人間の脳が持つ学習能力・記憶能力は現在の計算機でも 実現することのできない優れた処理能力を持っている。 ニューラルネットワークは人間の脳を疑似的に再現したもので、 これを用いた音声や文字認識などの研究が広く行なわれている。
ニューラルネットワークの起源は1943年に発表された McCullochとPittsの神経回路網理論に遡る。 彼らはニューロンの機能や動作についてモデル化を行なった。 1949年にはHebbがニューロンの情報入力部分にあるシナプス結合において、 その結合強度がニューロンの興奮によって強まるという変化則を示し、 その結合強度の強弱こそが脳内における情報の分散的な記憶の本質であると 提案した。
その二つの提案を受けて1958年、Rosenblattは これらの原理に基づいてパターンを学習識別するパーセプトロンを提案した。 パーセプトロンは一時期能力の限界を厳しく評価されたために研究が停滞したが、 1986年にはRumelhartによって誤差逆伝搬法(バックプロパゲーション) という多層パーセプトロンにおける学習アルゴリズムが発表され、 その後は再び盛んな研究が行なわれるようになった [1]。 その利用方法の一つに時系列の認識・想起がある。 時系列の想起を行なう一つの手法として、 多層パーセプトロンである階層型のニューラルネットワークに対して データを入力すると次の時点でのデータを出力し、 それを次の入力にすることでさらに次の情報を出力させる、 これを繰り返すことで全時間の情報を想起するという手法がある。
本研究室ではリカレントネットワークの一種である 内部記憶を持つニューラルネットワークを提案し、 時系列の一種である気温の予測を行なわせた。その結果、温度変化のような 時系列を学習させる手段として適しているという結論が得られた。 さらに内部記憶を持つニューラルネットワークの 新たな学習法として「遅れ学習法」を提案した。 従来のバックプロパゲーションによる学習と比較したところ 「遅れ学習法」は必ず有効であるとはいえないが、 効果的であることが示された。

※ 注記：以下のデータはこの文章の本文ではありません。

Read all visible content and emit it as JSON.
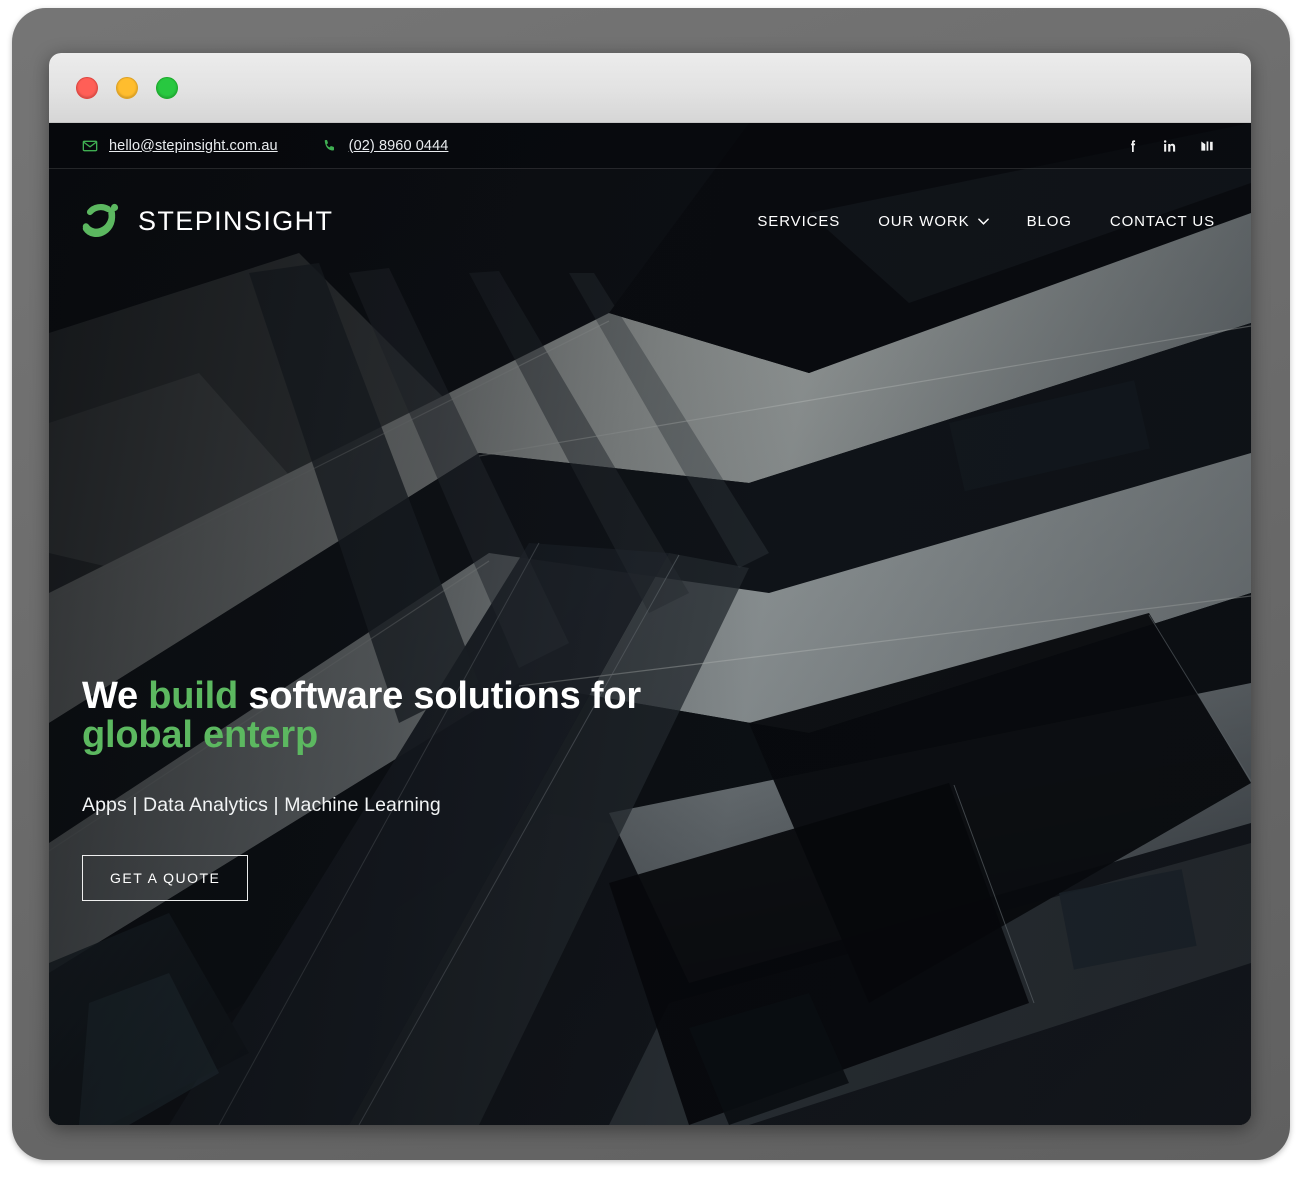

しかし、これまでの研究では 学習に使用される各パラメータの決定を 経験に頼るものであった。 そこで、本研究では 時系列を「遅れ学習法」を用いて 内部記憶をもつニューラルネットワークに学習させる場合に、 「遅れ学習法」のパラメータの一つである遅れ時間の違いが 学習結果にどのような変化をもたらすかを検証し、 遅れ時間の考察・検討を行なう。
学習に用いる内部記憶を持つニューラルネットワークの素子数を少ないものとし、 学習させる信号を簡単に表せる周期性をもつ時系列として、 さまざまな遅れ時間で学習を試みることにより、 遅れ時間が学習結果に与える影響を検証した。 その結果を踏まえ、 遅れ時間の決定法について考察・検討を 行なった。